Texas is Southern Culture 2.0, embodying the annoying aspects of the South incredibly strongly while rejecting affiliation with the South at the same time. I disagree with the OP's assessment of downtown Houston (the city seems to finally getting its act together) and Houston's park system (Memorial and Hermann are gorgeous, especially right now), but, overall, I agree with their assessment of the metropolis and state. I can't get over how ugly, boring, or otherwise unremarkable about 70-75% of Texas is topographically.

I don't know that I'm as seemingly, patently unhappy here as the OP, as I'm aware that Texas has plenty of positive attributes that at least make this place tolerable...tolerable most days. But, I'm not sure that's since much considering that I've basically liked every place I've lived until now.
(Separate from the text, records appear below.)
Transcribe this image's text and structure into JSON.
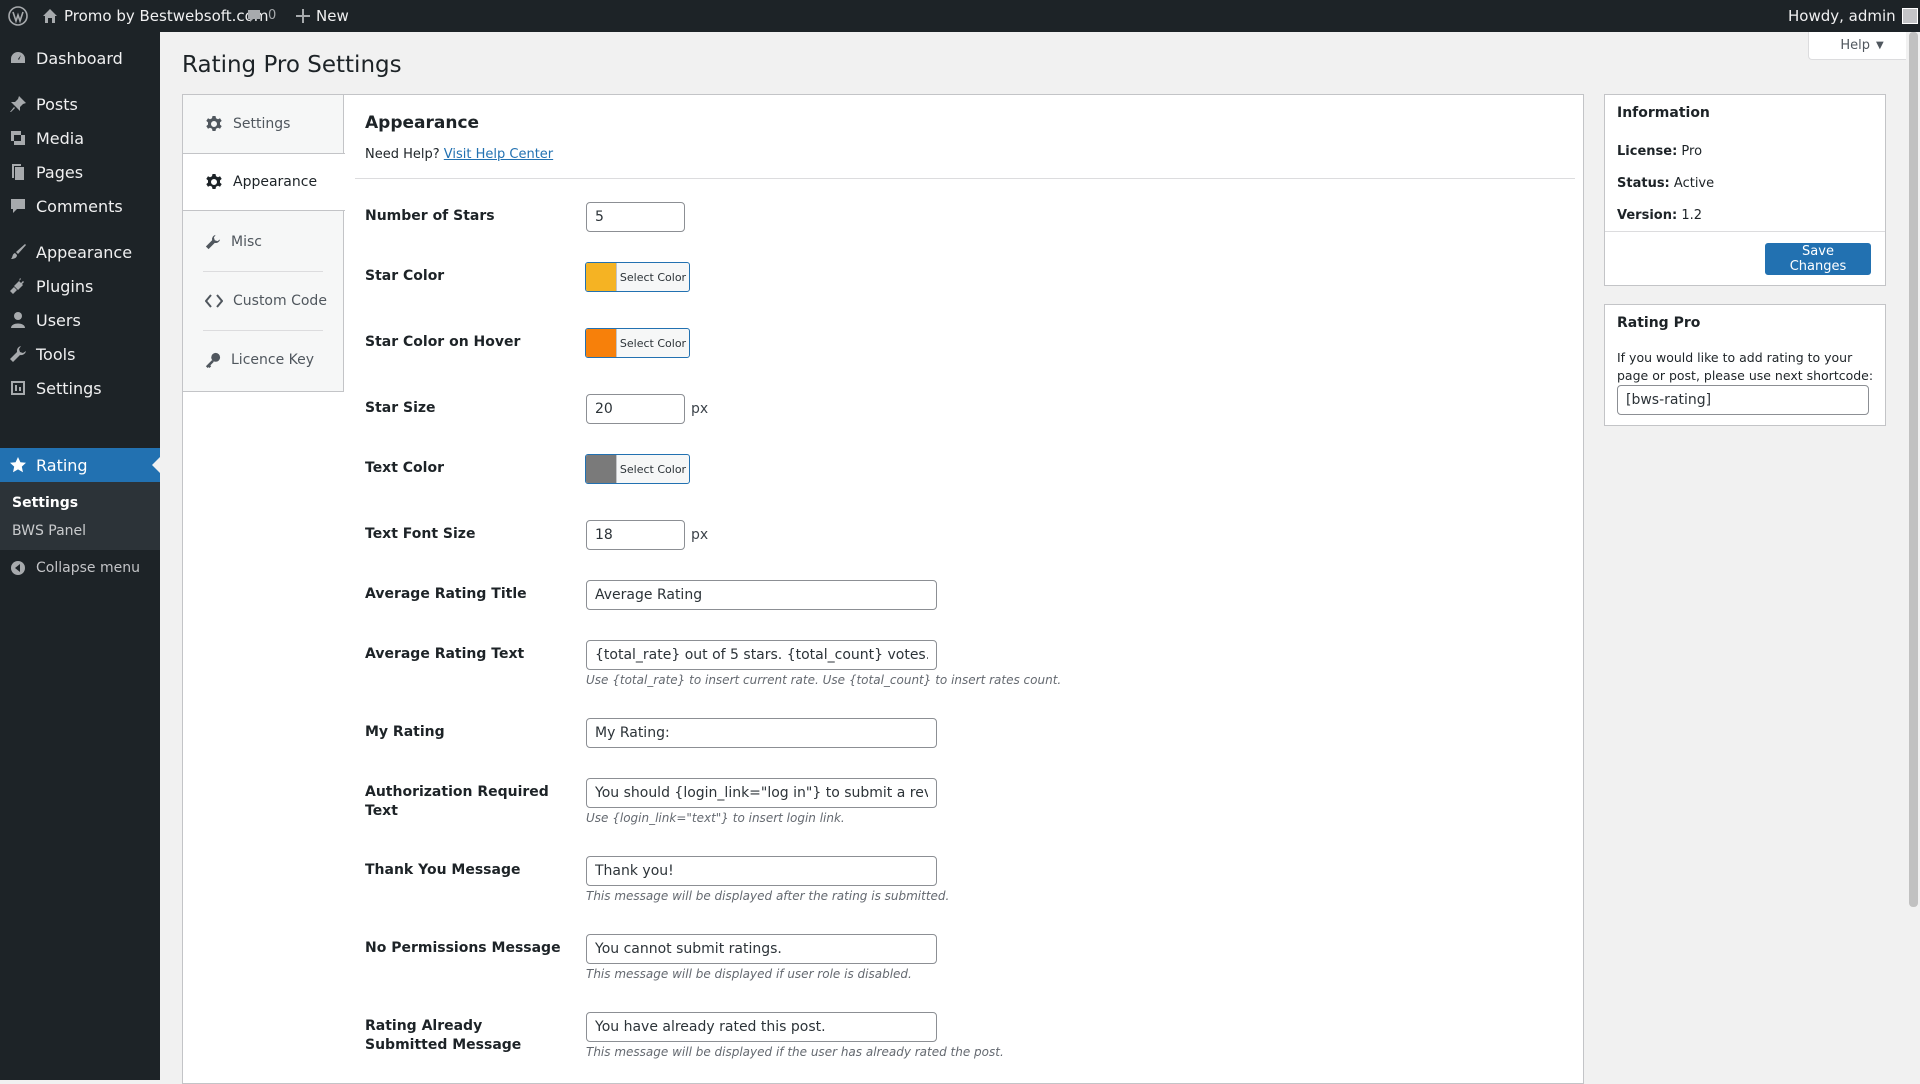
{
  "adminbar": {
    "site_name": "Promo by Bestwebsoft.com",
    "comments_count": "0",
    "new_label": "New",
    "howdy": "Howdy, admin"
  },
  "menu": {
    "items": [
      {
        "label": "Dashboard",
        "icon": "dashboard-icon"
      },
      {
        "label": "Posts",
        "icon": "pin-icon"
      },
      {
        "label": "Media",
        "icon": "media-icon"
      },
      {
        "label": "Pages",
        "icon": "pages-icon"
      },
      {
        "label": "Comments",
        "icon": "comment-icon"
      },
      {
        "label": "Appearance",
        "icon": "brush-icon"
      },
      {
        "label": "Plugins",
        "icon": "plug-icon"
      },
      {
        "label": "Users",
        "icon": "user-icon"
      },
      {
        "label": "Tools",
        "icon": "wrench-icon"
      },
      {
        "label": "Settings",
        "icon": "settings-icon"
      },
      {
        "label": "Rating",
        "icon": "star-icon"
      }
    ],
    "submenu": [
      "Settings",
      "BWS Panel"
    ],
    "collapse": "Collapse menu"
  },
  "page": {
    "title": "Rating Pro Settings",
    "help": "Help"
  },
  "tabs": [
    "Settings",
    "Appearance",
    "Misc",
    "Custom Code",
    "Licence Key"
  ],
  "panel": {
    "heading": "Appearance",
    "need_help": "Need Help?",
    "help_link": "Visit Help Center"
  },
  "fields": {
    "num_stars": {
      "label": "Number of Stars",
      "value": "5"
    },
    "star_color": {
      "label": "Star Color",
      "button": "Select Color",
      "color": "#f5b323"
    },
    "star_hover": {
      "label": "Star Color on Hover",
      "button": "Select Color",
      "color": "#f7800a"
    },
    "star_size": {
      "label": "Star Size",
      "value": "20",
      "unit": "px"
    },
    "text_color": {
      "label": "Text Color",
      "button": "Select Color",
      "color": "#7a7a7a"
    },
    "font_size": {
      "label": "Text Font Size",
      "value": "18",
      "unit": "px"
    },
    "avg_title": {
      "label": "Average Rating Title",
      "value": "Average Rating"
    },
    "avg_text": {
      "label": "Average Rating Text",
      "value": "{total_rate} out of 5 stars. {total_count} votes.",
      "desc": "Use {total_rate} to insert current rate. Use {total_count} to insert rates count."
    },
    "my_rating": {
      "label": "My Rating",
      "value": "My Rating:"
    },
    "auth_text": {
      "label": "Authorization Required Text",
      "value": "You should {login_link=\"log in\"} to submit a review.",
      "desc": "Use {login_link=\"text\"} to insert login link."
    },
    "thank_you": {
      "label": "Thank You Message",
      "value": "Thank you!",
      "desc": "This message will be displayed after the rating is submitted."
    },
    "no_perm": {
      "label": "No Permissions Message",
      "value": "You cannot submit ratings.",
      "desc": "This message will be displayed if user role is disabled."
    },
    "already": {
      "label": "Rating Already Submitted Message",
      "value": "You have already rated this post.",
      "desc": "This message will be displayed if the user has already rated the post."
    }
  },
  "info": {
    "title": "Information",
    "license_label": "License:",
    "license": "Pro",
    "status_label": "Status:",
    "status": "Active",
    "version_label": "Version:",
    "version": "1.2",
    "save": "Save Changes"
  },
  "rating_pro": {
    "title": "Rating Pro",
    "text": "If you would like to add rating to your page or post, please use next shortcode:",
    "shortcode": "[bws-rating]"
  }
}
I'm eyeing a move to Denver or Salt Lake City in the next ~2-4 years, as I believe that the Intermountain West is the very best of what this country has to offer in terms of places to live (as an aside, with California coming in a respectable second place, and the Pacific Northwest in a respectable third place).
 
Old 04-30-2019, 04:12 AM
 
Location: Henderson, NV
7,087 posts, read 8,629,910 times
Reputation: 9978
I am sure for someone, the PNW is a great fit. I cannot imagine those people. The weather is some of the worst you could find anywhere. At least snow is pretty, but nope in the PNW it’s just constant rain and clouds and gray skies nearly every day of the year. You get about 10 weeks of beautiful summer weather but the last two years in a row that was ruined completely the last month or more by forest fires so bad that we couldn’t be outside at all. So there was no summer. It’s endless dreariness that ruins your life unless you’re just ok with no sun ever. I’m not. People aren’t meant to live in darkness but in the warmth of the sun. That’s not this place. Denver is at least sunny about 300 days of the year even if it’s too cold for me, I could deal with cold and sunny.

Also the extreme liberal politics of the PNW makes it uninhabitable for me. Combine that with Seattle (1, 2, or 3) and Portland (9) both being in the top 10 worst traffic, yeah it’s not a pleasant part of the country.